The company is also involved with Miele coffee machine and the Tassimo-brand coffee machine decoration. In this type of area, screen printing, among others of capacitive elements on film, is an interesting area for the company that it wants to increase.
He said that there will still be some "classic" switches on future car models — for example, on steering wheels — despite a shift to screen-based touch controls.
Nölle said: "We are really a film specialist, as this area accounts for 40 percent of our business, aside from using our own decorated films and external ones to mold decorated parts within our machine park of 25 injection molding machines."

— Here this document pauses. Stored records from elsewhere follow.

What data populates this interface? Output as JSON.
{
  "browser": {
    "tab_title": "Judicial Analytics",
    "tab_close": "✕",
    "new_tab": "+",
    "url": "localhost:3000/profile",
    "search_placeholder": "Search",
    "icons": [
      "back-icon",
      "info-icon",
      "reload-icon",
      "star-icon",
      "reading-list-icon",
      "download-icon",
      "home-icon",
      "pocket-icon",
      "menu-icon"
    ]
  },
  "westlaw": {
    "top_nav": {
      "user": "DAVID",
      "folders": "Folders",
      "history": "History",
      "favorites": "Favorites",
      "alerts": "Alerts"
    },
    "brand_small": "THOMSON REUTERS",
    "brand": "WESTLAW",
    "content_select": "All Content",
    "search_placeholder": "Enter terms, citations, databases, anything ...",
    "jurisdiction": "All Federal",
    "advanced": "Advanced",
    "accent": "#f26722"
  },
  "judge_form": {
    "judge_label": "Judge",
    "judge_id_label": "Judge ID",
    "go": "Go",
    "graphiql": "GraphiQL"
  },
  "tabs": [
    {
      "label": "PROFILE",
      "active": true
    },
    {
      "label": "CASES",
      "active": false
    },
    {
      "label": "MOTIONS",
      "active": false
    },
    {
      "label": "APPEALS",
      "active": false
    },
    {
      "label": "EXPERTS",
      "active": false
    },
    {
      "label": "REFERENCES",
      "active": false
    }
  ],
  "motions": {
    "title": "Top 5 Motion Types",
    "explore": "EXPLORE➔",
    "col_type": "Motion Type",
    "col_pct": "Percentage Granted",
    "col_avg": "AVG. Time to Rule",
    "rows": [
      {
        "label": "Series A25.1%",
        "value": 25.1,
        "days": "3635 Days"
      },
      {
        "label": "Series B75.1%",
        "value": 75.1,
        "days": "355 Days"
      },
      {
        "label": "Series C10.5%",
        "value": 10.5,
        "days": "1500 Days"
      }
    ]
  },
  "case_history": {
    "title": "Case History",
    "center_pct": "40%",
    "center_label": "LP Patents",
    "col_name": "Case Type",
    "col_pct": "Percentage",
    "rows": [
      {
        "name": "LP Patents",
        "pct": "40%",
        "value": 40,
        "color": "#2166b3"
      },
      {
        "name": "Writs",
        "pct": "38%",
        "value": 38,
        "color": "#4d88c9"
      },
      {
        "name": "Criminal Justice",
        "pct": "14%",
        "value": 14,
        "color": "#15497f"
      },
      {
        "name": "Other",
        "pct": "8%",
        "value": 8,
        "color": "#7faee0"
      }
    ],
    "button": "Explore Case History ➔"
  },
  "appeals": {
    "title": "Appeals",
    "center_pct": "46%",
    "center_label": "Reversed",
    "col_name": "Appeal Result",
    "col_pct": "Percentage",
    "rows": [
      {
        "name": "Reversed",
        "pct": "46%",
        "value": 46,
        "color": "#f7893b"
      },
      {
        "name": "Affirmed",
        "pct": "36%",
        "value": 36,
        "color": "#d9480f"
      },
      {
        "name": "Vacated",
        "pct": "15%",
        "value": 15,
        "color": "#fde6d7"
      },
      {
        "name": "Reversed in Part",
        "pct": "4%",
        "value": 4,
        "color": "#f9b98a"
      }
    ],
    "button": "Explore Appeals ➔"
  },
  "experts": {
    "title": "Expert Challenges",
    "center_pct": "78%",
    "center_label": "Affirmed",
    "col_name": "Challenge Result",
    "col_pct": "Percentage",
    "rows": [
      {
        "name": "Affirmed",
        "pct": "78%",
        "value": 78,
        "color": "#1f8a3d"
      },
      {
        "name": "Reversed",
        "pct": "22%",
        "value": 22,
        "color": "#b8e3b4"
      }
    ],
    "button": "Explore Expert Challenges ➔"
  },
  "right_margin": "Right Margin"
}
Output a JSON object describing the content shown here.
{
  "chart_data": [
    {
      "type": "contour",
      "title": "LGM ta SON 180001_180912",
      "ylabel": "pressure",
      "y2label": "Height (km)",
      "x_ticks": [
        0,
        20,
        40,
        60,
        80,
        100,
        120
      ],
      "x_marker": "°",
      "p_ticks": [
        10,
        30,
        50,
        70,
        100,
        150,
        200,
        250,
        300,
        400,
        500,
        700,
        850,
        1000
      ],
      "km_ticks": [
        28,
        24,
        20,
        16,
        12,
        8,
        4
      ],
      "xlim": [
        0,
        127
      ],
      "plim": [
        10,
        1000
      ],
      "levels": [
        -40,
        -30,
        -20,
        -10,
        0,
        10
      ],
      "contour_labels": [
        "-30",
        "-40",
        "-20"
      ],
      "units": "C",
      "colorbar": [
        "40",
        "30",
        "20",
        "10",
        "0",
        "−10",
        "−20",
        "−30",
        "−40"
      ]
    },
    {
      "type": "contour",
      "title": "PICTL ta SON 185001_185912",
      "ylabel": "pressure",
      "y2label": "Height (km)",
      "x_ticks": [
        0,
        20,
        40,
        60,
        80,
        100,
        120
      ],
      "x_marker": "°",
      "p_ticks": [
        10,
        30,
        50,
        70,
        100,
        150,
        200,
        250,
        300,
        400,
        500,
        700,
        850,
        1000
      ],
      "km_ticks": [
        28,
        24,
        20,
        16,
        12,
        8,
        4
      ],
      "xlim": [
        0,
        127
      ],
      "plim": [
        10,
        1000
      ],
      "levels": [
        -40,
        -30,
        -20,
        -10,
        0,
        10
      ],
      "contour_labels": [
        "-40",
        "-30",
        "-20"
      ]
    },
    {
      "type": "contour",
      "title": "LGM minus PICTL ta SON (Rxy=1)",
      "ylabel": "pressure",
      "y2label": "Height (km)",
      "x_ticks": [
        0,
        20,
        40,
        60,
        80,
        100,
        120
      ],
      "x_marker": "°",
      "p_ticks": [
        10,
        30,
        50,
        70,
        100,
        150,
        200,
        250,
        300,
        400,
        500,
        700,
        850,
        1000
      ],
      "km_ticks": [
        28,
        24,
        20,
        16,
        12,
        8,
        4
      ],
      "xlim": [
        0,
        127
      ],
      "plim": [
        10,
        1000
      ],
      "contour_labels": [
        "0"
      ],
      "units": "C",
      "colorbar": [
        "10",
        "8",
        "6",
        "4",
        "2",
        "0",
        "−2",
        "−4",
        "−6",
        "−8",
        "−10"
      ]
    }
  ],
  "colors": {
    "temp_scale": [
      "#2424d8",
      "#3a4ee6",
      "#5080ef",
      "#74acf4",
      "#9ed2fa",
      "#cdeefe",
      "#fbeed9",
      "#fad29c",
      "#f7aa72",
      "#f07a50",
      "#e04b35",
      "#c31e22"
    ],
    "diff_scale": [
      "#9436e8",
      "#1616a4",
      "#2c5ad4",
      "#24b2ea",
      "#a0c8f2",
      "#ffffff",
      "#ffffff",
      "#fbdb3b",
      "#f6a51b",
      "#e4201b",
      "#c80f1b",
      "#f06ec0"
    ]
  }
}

The molding machines come from two suppliers who were discretely described by Nölle as "one in the Black Forest [Arburg], the other one further south (and East), [namely Engel]." Mold tools are supplied by a company within the group, Lahr, Germany-based Polarform Werkzeugbau GmbH.
New Albea has developed large-area heating solutions beyond the external radar area into automotive interiors. These become increasingly important as electric drive cars become more widely adopted, by choice or compulsion. This is because electric motors develop practically no heat, so a fast electrical means is needed, close to the passengers in the vehicle.
Nölle said the idea for becoming involved in large-area heating developed from work with heating wires applied to radomes used in driver-assistance systems, leading to a patented solution here that protects the contacts from corrosion. Its technology involves heating wires that are "thinner than a human hair" embedded in 3D-contoured film and backmolded to polycarbonate.
There are several medical projects at New Albea, but Nölle says this is an area the company wants to expand, by serving equipment producers, without needing to invest in clean room molding facilities.